Pour Philipe Olivier, agir durablement dans les métiers du savoir-faire c’est tout simplement retourner à l’artisanat où « tout se vivait au jour le jour ». Une telle démarche permettrait d’éviter le surplus de conservateurs dans les produits par exemple, ou encore limiter l’utilisation du plastique. Les actions, elles, sont là. Mais le consommateur acceptera-t-il de revenir à ce processus artisanal ?
Quelle importance du savoir-faire dans nos sociétés ?

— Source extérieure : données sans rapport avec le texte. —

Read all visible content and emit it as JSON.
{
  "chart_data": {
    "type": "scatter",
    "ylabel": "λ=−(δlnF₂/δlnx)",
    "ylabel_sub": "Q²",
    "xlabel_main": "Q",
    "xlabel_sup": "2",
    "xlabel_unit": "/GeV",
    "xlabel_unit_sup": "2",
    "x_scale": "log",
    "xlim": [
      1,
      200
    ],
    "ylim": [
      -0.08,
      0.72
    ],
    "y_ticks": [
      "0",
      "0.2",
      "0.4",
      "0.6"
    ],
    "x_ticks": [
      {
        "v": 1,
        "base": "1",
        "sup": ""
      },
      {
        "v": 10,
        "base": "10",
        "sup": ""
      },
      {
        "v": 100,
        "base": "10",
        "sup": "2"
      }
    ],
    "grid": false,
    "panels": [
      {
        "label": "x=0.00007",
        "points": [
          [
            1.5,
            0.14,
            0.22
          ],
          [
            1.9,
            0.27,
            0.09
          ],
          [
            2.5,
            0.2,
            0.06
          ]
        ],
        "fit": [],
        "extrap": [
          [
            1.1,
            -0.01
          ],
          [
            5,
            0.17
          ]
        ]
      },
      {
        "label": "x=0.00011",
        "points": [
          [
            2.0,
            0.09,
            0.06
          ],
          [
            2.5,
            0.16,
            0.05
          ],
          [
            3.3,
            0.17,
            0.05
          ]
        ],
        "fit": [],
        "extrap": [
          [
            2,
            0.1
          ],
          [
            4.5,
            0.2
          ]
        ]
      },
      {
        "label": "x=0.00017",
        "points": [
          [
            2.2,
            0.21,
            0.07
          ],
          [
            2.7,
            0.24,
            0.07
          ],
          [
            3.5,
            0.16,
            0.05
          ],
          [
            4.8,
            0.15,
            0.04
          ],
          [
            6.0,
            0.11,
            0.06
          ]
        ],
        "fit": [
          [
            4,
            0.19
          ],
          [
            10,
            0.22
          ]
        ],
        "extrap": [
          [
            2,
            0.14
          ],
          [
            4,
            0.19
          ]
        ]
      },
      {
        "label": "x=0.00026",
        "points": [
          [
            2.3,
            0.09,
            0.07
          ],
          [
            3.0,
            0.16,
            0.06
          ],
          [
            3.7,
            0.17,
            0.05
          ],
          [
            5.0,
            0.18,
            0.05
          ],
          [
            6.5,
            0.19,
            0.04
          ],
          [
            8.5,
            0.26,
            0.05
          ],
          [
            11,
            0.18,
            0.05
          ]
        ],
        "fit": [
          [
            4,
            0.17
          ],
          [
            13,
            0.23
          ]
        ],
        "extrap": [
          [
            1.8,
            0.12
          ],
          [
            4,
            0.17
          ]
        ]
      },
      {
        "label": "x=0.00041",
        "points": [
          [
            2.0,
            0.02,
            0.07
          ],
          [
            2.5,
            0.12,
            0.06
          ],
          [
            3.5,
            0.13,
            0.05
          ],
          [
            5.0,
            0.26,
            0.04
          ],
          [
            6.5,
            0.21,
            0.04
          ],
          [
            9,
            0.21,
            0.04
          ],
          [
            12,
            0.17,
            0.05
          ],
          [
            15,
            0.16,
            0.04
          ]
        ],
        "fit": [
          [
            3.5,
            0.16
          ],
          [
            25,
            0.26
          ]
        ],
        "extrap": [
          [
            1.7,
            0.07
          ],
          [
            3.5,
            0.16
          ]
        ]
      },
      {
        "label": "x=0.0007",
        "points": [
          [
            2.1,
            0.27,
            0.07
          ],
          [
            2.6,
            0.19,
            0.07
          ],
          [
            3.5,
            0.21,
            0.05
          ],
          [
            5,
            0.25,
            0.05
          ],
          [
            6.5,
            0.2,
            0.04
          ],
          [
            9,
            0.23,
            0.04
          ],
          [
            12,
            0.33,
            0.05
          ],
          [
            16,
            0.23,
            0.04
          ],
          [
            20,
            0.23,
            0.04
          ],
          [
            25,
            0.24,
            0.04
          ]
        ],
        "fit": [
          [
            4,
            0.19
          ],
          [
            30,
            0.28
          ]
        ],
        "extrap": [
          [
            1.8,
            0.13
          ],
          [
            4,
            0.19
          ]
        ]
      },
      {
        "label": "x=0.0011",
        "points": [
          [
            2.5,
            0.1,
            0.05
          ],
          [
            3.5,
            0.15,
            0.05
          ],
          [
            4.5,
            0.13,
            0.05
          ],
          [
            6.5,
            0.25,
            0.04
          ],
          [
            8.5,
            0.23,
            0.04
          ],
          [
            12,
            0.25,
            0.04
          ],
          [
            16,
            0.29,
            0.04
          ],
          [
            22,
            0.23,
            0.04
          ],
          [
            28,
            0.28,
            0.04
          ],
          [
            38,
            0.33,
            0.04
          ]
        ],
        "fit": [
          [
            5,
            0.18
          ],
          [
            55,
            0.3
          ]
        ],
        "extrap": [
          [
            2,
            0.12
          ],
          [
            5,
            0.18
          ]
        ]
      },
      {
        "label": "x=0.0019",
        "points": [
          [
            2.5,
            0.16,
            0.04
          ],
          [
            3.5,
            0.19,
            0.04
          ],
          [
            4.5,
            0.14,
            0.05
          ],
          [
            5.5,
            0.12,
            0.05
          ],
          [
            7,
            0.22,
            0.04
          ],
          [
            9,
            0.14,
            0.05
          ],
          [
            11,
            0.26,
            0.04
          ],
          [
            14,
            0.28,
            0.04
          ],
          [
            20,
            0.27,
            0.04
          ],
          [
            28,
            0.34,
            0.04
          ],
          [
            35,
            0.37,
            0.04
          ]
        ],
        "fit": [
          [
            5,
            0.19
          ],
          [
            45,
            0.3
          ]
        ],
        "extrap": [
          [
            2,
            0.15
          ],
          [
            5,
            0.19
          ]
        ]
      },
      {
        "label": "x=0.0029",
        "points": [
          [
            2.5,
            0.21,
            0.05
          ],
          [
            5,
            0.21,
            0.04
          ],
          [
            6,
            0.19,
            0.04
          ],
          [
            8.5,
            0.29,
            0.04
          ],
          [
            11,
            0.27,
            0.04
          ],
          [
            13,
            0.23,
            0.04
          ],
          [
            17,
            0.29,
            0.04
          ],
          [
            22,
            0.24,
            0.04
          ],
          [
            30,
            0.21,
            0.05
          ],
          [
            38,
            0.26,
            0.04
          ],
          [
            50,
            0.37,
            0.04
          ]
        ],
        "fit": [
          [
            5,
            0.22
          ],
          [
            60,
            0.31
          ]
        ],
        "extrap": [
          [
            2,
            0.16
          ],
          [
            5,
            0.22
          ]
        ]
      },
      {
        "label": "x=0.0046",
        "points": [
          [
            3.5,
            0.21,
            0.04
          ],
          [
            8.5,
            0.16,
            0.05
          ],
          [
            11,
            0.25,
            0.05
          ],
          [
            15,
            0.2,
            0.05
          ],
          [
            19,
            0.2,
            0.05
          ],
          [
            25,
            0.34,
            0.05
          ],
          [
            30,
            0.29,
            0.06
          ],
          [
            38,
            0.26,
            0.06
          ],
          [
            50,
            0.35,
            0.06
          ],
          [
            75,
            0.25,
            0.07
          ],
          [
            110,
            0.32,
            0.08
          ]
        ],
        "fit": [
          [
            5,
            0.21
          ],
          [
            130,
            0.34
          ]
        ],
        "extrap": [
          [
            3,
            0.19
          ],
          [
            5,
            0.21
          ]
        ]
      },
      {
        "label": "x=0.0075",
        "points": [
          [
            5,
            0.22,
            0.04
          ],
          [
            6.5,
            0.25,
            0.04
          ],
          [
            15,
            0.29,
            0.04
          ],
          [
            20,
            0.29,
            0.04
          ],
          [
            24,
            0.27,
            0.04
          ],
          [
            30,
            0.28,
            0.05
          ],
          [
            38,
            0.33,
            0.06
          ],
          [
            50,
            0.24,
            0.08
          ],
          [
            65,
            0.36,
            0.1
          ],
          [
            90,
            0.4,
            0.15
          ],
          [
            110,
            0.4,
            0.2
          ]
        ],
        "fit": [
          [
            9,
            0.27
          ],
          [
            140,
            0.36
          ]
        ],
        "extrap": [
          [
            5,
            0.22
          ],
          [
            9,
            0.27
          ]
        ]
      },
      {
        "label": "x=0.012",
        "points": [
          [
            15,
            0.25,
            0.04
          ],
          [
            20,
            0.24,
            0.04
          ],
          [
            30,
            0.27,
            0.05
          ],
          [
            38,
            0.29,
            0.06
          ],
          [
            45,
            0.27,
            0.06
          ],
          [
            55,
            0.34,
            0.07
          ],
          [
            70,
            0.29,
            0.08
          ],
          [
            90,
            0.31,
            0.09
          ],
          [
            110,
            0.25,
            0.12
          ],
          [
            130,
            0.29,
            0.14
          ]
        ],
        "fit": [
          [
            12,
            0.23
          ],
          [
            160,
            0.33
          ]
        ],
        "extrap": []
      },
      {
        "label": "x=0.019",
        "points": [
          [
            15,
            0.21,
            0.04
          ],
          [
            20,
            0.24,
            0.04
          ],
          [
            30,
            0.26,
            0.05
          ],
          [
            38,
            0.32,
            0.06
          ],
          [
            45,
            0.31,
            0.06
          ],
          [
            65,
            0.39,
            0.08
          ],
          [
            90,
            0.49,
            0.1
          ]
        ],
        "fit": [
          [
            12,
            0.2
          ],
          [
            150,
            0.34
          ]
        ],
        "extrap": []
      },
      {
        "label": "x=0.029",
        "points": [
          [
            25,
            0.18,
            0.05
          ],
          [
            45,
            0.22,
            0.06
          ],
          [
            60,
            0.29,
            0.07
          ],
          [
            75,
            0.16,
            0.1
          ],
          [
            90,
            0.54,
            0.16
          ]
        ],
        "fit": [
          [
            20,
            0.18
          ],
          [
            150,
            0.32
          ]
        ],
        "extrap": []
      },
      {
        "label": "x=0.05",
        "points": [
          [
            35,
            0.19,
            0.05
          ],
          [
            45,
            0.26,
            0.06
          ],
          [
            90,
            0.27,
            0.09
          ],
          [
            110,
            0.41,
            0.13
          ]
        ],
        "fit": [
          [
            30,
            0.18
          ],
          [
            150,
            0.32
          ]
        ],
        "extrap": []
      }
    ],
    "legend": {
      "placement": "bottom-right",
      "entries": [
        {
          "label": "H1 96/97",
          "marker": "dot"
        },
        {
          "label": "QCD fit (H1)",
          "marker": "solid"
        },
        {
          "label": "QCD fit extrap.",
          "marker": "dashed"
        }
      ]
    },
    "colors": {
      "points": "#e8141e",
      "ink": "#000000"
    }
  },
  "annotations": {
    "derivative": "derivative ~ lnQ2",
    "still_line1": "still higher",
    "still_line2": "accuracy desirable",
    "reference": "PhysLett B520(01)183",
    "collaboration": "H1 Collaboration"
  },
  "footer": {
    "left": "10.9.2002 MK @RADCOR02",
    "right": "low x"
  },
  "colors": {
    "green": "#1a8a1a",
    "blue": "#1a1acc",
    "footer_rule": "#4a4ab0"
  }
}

On le sait tous : le savoir-faire disparaît petit à petit dans un monde qui ne cesse d’évoluer en termes de technologies. Pourtant, ces entrepreneurs insistent sur la nécessité de cette technique et sont déterminés à garder les traditions qui donnent des produits d’exceptions. Il faut donc transmettre cette passion, qui commence par la transparence des entreprises. Échanger sur le sujet, expliquer les tâches à entreprendre, accompagner les collaborateurs intéressés, promouvoir un sentiment d’entraide… Autant d’éléments qui sont à prendre en compte pour transmettre le savoir-faire. Selon, Pierre Senechal, il faut pouvoir attirer une jeunesse qui souhaite s’approprier des produits qui ont du goût.
« Humanité, persévérance et énergie » : voilà les trois principales qualités d’un faiseur. Les chefs d’entreprises sont unanimes. En clair, la passion quant à ce que l’on veut entreprendre est la clé d’un artisanat de qualité.